Tokyo has taken the opposite tack from many Western cities when it comes to curbing tobacco use in public space: smoking is banned on the streets but not inside bars and restaurants. Well, almost banned — special smoking areas, usually in front of train stations, corral smokers into tight quarters around a few communal ashtrays (and inside a haze of smoke). These smoking zones are so unpleasant, they’ve been nicknamed “gas chambers.”
Recently, however, we’ve seen a smattering of more attractive smoking spaces — and not just ones created by tobacco companies. The new Hikarie building in Shibuya has what could be called a deluxe smoking lounge. There are benches to sit on, outlets to charge your phone, and, in the smoking space on the 11th floor, moody lighting. Most impressive however is the degree of ventilation — the air isn’t deplorably smoky.
All of this conspires to position smoking not as a fact-of-life or a dirty habit, but rather as a quality of life issue — smoking should ultimately be a pleasant experience. It’s the same logic that results in Japan having some of the nicest public restrooms in the world, with heated toilet seats and rows of mirrors (complete with hooks for hanging handbags and a ledge for holding make-up pouches and hairbrushes).
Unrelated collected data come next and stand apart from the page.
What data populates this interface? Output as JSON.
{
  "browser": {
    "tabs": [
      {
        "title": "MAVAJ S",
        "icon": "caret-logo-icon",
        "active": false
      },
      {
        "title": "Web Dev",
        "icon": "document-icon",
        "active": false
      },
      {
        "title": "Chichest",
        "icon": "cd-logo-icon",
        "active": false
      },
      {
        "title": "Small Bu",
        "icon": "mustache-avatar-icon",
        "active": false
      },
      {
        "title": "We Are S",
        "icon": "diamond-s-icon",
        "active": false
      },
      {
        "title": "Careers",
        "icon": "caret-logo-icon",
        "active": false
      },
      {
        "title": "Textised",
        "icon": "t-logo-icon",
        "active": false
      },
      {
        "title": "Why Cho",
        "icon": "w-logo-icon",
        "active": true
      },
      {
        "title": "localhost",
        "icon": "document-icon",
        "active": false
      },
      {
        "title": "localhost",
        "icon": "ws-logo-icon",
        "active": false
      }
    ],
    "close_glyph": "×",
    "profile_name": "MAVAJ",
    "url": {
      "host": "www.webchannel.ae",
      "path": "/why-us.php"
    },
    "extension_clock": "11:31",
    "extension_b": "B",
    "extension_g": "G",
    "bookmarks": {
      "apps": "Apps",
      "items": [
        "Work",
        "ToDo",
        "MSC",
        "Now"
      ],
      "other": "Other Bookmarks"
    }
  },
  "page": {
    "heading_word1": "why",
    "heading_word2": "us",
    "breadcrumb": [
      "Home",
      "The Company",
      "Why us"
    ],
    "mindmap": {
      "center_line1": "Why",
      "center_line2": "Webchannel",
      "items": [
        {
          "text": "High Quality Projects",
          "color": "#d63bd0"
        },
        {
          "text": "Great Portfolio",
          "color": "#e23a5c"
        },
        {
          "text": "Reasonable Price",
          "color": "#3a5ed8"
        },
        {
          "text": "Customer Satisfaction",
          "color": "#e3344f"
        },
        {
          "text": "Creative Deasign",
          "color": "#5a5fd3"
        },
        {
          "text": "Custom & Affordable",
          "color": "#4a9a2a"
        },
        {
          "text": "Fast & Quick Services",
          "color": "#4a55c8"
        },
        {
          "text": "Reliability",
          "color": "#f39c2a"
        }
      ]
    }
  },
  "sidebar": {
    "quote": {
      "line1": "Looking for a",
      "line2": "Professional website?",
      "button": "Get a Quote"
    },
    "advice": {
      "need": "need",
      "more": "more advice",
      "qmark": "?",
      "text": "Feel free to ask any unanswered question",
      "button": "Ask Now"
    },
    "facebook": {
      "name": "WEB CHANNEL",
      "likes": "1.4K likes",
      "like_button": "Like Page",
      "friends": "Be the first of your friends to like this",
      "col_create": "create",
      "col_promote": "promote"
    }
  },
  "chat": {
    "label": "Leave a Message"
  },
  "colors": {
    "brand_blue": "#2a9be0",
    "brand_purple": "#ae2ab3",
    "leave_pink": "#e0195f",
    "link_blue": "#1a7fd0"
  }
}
Starting this summer, a new venture is betting that, where such deluxe quarters do not yet exist for free, smokers would be willing to pay a small premium for that pleasant experience. Ippuku, which means “a puff,” is a pay-as-you-go smoking area. It features much of the same amenities as the space in Hikarie: padded rails to sit on, tables to prop up a drink, outlets for phone charging, and continuously circulating air.